It is said that artificial intelligence is in a juvenile stage of development. However, the level of maturity it has attained in a short period of time can be attributed to the incorporation of viewpoints from the disciplines of philosophy, mathematics, logic, probability, computation, psychology as well as decision sciences. In addition to this, the correlation of Artificial Intelligence with Computer Sciences has made this subject a reality that we see today. Over a period of time, artificial intelligence has evolved to become a part and parcel of many engineering courses. Artificial intelligence has also carved a separate genre of research for itself owing to its interdisciplinary nature. In the present times, there is hardly any AI engineering course that does not include this subject in its curriculum.
The philosophical foundations of artificial intelligence can be traced to the time when simple algorithms were devised to distinguish between rational and irrational judgments. Scientists came up with the laws governing the rational decisions of the human mind. The next step in the process was to extend these laws to physical systems. This was done by conceiving algorithms for logical processes. Over a period of time, the power of reasoning found a strong parallel with intelligent machines and systems. Various types of logical theorems, observation sentences, and confirmation theories started to shape the structure of knowledge related to intelligent systems.
The mathematical foundations of artificial intelligence can be traced to the quantitative tests prescribed by Alan Turing. In addition to this, the age-old science of statistics has holistically shaped the discipline of artificial intelligence. It needs to be noted at this point in time that there have been other quantitative contributions of mathematical theorems to the field of artificial intelligence. For instance, the incompleteness theorem significantly concluded that there are limitations in determining the truth and validity of all paradoxical statements. In other words, this theorem did not prescribe the use of appropriate algorithms for establishing the truth of a statement. This paved the way for the interpretation of statements in other intelligent ways. Gradually, artificial intelligence started to develop as a system that could interpret natural language, process vast data sets, and acquire cognitive capabilities in line with humans. Mathematics also contributed to the development of decision sciences by providing holistic treatment of the line of logical thinking, thereby, contributing to the widening of frontiers of artificial intelligence.
The study of scientific psychology was a route to comprehension of the thinking of the human brain. This field was extremely important as it helped in devising machines and systems that could reason in a way identical to the human brain. The study of psychology also proved beneficial for Artificial Intelligence in two major dimensions. The first dimension was that of cognitive psychology which paved the way for conscious and logical inference. The second important dimension was the comprehension of human behavior that led to the development of knowledge-based artificial agents. This also allowed the translation of stimulus into internal knowledge and led to a course of action that was both rational and scientific.

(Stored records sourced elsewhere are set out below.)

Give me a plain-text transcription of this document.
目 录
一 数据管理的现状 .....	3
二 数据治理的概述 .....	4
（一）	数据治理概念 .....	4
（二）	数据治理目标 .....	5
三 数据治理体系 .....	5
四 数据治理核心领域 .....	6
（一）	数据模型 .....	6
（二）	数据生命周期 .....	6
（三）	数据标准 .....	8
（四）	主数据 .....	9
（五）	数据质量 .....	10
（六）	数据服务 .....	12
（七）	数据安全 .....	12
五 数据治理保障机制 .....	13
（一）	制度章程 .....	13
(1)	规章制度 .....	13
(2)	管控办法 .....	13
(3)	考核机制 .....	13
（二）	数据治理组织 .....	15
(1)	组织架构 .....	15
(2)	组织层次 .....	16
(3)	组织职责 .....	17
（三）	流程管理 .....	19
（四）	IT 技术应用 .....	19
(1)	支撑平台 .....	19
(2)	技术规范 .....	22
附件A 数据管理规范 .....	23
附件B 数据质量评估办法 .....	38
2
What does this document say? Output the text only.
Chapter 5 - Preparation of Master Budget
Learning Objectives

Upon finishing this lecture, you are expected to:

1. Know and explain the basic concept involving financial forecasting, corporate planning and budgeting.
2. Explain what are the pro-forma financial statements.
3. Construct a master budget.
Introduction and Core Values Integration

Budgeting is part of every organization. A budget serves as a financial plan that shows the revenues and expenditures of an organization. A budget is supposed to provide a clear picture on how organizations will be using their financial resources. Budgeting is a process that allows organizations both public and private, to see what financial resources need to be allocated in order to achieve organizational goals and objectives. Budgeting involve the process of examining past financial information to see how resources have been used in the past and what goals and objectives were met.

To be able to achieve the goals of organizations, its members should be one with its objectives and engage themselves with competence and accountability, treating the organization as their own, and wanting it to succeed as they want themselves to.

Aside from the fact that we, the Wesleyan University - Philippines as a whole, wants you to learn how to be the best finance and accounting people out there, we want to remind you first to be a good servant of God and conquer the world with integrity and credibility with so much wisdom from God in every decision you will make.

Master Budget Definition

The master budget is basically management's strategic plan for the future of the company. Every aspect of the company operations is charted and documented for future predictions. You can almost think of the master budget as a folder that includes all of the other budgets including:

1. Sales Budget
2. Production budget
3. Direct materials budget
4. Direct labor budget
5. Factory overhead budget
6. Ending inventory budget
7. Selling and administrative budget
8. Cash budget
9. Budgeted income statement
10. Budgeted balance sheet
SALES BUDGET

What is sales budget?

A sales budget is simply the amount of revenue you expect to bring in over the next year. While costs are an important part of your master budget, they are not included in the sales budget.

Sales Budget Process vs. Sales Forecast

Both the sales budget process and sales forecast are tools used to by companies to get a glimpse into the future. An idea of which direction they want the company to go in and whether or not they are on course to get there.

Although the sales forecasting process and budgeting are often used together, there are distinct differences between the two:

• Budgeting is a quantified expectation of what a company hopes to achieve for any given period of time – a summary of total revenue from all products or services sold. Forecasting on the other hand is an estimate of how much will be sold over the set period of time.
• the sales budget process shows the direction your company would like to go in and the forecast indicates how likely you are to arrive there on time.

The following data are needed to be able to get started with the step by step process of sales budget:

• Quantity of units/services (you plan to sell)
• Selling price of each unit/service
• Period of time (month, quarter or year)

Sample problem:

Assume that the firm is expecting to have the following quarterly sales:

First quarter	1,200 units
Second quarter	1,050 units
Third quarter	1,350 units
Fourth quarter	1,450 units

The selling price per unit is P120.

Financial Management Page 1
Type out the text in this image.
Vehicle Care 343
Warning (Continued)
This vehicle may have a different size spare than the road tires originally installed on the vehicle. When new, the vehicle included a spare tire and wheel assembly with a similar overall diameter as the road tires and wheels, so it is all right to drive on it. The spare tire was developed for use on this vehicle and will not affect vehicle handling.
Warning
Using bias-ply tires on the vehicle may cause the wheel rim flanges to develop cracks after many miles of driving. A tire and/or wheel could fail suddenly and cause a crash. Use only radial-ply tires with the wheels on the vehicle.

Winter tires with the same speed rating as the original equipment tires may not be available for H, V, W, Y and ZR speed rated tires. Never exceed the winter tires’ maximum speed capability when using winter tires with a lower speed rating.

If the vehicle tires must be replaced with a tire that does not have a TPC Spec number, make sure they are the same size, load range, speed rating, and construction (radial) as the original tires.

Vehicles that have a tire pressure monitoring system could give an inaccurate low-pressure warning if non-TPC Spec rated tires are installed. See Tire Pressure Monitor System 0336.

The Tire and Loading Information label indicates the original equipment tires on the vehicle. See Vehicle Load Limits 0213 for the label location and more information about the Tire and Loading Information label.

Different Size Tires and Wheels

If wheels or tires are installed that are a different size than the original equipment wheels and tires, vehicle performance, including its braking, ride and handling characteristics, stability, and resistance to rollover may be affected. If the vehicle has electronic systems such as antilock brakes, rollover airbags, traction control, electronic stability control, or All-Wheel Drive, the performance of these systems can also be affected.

The relevance of linguistics to artificial intelligence is as important as knowledge representation. The domain of linguistics is intricately linked to behavioral sciences. This is popularly called the behavior approach to language learning. One of the most popular works in this regard is syntactic structures by Noam Chomsky. He argued that the creativity and symbolism in a language influence human behavior in one or another way. This work-related to syntactic structures proved to be a landmark for the foundation of intelligent systems that could seamlessly interact with humans and adapt to a dynamic environment. The domain of linguistics evolved over a period of time to cater to the requirements of artificial intelligence. The modern form of linguistics was suited to understand the requirements of hybrid machines. In this way, we saw the rise of computational linguistics which was popular in the domain of artificial intelligence with the name natural language processing. Natural language processing helped in the cognitive understanding of a machine by translating the problem into a language that could be fed as an input to a system.
We can conclude that the rise of artificial intelligence is a direct result of contributions from fields like philosophy, psychology, linguistics, mathematics, and decision sciences. As such, this interdisciplinarity has enabled it to carve a separate niche for itself in the current technological ecosystem.